Closed mshadbolt closed 4 years ago
(tl;dr: We need to solve the problem of obsolete ontology terms in our metadata either by versioning or by automatic updates.)
Given what was discussed about the mouse strain:
This one is for @simonjupp and @zoependlington: Is there any way to know when a term is obsolete programmatically? (Such as a changelog for each ontology release, etc something that we could look at every month)
This one is for @HumanCellAtlas/data-ops: For this time, re-ingestion or manual AUDR is acceptable, but we have to remind ourselves that data curation (At least, to this extent) won't be maintained in the future of the HCA. So, in this case, we will replace manually, but we need to have an "automatic" solution for the future:
@mshadbolt the OBI term is the same in HCA as it is in EFO (see here: https://www.ebi.ac.uk/ols/ontologies/efo/terms?iri=http%3A%2F%2Fpurl.obolibrary.org%2Fobo%2FOBI_0000869) as EFO has a static OBI import. We are gradually working on making all EFO imports dynamic and so this will be rectified at that point. However, if it is crucial, I'm happy to fix this in EFO right now. Just let me know!
As for EFO_0004472, this obsoletion should be in the latest version of HCAO... It looks like the OLS instance hasn't been updated to the latest release. I'll see what's happening there.
Any term obsoleted in EFO will be in the EFO release notes, but I can always throw together a change log for HCA ontologies specifically if that would be useful @ESapenaVentura? Additionally, all ontology terms that are obsoleted have the owl:Deprecated true annotation, which could potentially be exploited as a test?
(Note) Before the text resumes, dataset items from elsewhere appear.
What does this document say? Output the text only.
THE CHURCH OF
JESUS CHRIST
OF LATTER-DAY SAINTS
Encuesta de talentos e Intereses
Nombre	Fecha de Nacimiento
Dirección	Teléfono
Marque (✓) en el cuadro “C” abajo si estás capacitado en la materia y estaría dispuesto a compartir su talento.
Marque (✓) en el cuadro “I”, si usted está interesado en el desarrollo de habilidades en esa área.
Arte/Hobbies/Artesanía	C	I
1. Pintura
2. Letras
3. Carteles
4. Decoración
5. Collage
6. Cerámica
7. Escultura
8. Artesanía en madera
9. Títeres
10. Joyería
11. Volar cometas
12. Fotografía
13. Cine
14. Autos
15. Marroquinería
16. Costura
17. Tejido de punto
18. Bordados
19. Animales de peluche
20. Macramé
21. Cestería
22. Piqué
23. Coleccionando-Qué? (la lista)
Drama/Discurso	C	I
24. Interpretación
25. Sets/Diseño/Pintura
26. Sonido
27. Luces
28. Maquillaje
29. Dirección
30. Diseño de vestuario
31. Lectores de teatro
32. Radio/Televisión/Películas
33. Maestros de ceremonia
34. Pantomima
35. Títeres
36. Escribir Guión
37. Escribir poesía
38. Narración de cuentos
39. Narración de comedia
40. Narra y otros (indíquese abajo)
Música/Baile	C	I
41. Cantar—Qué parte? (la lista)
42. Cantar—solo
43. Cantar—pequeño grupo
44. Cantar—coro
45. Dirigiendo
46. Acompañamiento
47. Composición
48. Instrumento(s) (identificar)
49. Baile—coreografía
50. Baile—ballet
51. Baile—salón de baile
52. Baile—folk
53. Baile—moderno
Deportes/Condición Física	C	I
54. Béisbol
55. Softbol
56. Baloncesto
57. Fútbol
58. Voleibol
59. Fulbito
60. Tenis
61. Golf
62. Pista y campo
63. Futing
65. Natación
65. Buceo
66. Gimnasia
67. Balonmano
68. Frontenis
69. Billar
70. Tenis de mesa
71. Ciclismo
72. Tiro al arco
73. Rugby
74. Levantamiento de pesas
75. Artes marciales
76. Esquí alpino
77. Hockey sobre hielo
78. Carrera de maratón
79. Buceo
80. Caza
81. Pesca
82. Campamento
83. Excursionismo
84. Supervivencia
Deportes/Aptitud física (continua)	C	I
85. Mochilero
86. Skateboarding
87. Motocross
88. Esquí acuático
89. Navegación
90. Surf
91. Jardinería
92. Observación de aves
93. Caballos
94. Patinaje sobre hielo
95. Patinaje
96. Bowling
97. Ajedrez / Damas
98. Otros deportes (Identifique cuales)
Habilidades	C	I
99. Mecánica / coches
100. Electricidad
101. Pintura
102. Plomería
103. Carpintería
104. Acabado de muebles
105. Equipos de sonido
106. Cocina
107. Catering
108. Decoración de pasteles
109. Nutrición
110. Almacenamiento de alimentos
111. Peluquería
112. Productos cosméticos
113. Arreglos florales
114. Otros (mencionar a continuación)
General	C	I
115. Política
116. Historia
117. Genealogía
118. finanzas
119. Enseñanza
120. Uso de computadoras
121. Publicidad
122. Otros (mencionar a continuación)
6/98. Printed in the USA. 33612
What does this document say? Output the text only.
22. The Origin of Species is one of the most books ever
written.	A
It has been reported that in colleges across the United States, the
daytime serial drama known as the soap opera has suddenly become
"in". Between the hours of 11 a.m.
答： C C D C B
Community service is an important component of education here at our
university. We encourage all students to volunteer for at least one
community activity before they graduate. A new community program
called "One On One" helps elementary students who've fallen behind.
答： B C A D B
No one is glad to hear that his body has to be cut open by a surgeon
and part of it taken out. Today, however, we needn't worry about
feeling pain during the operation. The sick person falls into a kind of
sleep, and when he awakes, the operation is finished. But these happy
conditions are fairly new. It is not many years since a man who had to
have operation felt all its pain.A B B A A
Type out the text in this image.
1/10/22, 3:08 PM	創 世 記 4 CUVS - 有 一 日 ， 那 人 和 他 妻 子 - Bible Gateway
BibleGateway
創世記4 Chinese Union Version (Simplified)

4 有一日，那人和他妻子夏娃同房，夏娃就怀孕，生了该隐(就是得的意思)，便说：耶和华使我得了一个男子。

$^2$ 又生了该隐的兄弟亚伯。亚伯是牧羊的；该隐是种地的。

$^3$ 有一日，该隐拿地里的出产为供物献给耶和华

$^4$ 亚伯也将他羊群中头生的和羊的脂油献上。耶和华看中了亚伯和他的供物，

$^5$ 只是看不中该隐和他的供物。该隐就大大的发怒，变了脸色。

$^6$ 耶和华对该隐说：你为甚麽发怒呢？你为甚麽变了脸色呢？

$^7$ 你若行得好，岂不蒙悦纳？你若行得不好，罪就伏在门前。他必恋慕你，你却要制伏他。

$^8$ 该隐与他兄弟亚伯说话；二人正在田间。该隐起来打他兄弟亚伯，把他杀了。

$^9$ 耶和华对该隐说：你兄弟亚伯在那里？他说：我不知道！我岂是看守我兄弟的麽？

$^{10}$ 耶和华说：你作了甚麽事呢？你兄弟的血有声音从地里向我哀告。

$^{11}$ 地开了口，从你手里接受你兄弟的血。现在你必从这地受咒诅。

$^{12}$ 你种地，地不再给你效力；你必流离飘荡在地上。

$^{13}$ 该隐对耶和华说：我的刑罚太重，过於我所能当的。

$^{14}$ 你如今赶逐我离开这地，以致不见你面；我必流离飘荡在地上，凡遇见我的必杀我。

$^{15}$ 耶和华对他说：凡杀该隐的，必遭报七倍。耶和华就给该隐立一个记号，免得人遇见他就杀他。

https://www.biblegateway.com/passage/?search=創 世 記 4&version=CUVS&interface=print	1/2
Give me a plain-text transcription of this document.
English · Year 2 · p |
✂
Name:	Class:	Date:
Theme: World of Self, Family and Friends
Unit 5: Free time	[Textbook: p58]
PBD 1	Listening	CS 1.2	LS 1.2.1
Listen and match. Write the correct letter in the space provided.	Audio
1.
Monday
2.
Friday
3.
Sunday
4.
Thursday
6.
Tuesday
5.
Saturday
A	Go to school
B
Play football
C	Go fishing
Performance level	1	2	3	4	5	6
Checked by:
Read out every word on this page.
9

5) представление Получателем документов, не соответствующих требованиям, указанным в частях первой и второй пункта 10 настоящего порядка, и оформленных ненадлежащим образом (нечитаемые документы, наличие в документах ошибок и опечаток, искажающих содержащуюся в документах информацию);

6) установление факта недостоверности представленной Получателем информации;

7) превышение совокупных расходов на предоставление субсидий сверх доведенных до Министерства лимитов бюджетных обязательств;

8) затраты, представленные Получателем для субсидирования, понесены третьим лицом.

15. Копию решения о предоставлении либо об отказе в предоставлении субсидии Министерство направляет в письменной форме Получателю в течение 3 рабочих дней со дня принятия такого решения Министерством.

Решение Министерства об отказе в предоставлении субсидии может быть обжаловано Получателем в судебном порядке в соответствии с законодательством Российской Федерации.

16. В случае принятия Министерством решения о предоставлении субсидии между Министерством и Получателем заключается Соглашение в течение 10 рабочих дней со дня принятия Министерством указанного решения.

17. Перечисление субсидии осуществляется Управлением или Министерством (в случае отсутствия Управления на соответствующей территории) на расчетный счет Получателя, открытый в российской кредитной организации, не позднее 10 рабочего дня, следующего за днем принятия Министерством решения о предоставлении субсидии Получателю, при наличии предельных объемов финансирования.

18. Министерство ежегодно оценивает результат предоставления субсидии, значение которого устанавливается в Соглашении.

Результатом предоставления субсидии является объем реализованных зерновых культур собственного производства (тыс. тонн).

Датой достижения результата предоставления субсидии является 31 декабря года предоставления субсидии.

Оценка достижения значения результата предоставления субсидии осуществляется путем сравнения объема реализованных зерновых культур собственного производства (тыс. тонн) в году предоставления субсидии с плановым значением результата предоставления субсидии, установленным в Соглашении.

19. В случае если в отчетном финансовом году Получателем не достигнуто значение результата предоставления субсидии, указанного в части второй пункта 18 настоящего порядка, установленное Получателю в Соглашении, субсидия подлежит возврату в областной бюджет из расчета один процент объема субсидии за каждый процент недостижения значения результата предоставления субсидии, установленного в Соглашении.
Thanks for the prompt answer @zoependlington !
What I am looking for is some kind of list of changes from one version to the next one, so that instead of having to look through all the ontology terms that we use for each dataset and look if they are obsolete, we can perform automatic tests as:
if <x in changelog> is <deprecated in this release> and <x in changelog> could be found in schema:
- Search all (e.g.) specimen from organism bundles to see if that ontology is present
- Replace data when possible
- If can't be automatically replaced, warn whoever is responsible to change it
Of course, automatic replacement of terms is in the far future, but if we have something set up that could throw a warn about this, it's a first step towards that.
That is kind of my idea of why I was asking about a changelog. I don't think it's fair to throw more pressure on the ontology team, unless it's super easy I would advise against it.
Where are the release notes? We can maybe work from there
@ESapenaVentura I can generate an ontology diff like this. Would this be useful? I can do it for all elements of the HCAO release (hcao.owl, efo_slim.owl etc.). Classes that are deleted from the efo_slim.owl are the ones that are obsoleted in the full efo.owl and consequently not picked up by the automatic slimming process.
@mshadbolt @ESapenaVentura A small update: The OLS instance has been updated now, so you should no longer see the EFO_0004472 term.
@zoependlington that looks amazing! Where would that document live?
Also, thanks for the hard work!
@ESapenaVentura I can create a new folder in the ontology repo for the diffs to live? Or I can attach them as assets to each release. Whichever is more useful for you.
I think the folder in the ontology repo would be amazing. Then we could make the checks from there. Thanks @zoependlington!
@ESapenaVentura I will update this with every release: https://github.com/HumanCellAtlas/ontology/tree/master/src/ontology/diffs
Thanks @zoependlington !!
Recent work by @jahilton and the @HumanCellAtlas/data-ops team has discovered multiple errors in our HCA ontology that has made it inconsistent with official ontologies.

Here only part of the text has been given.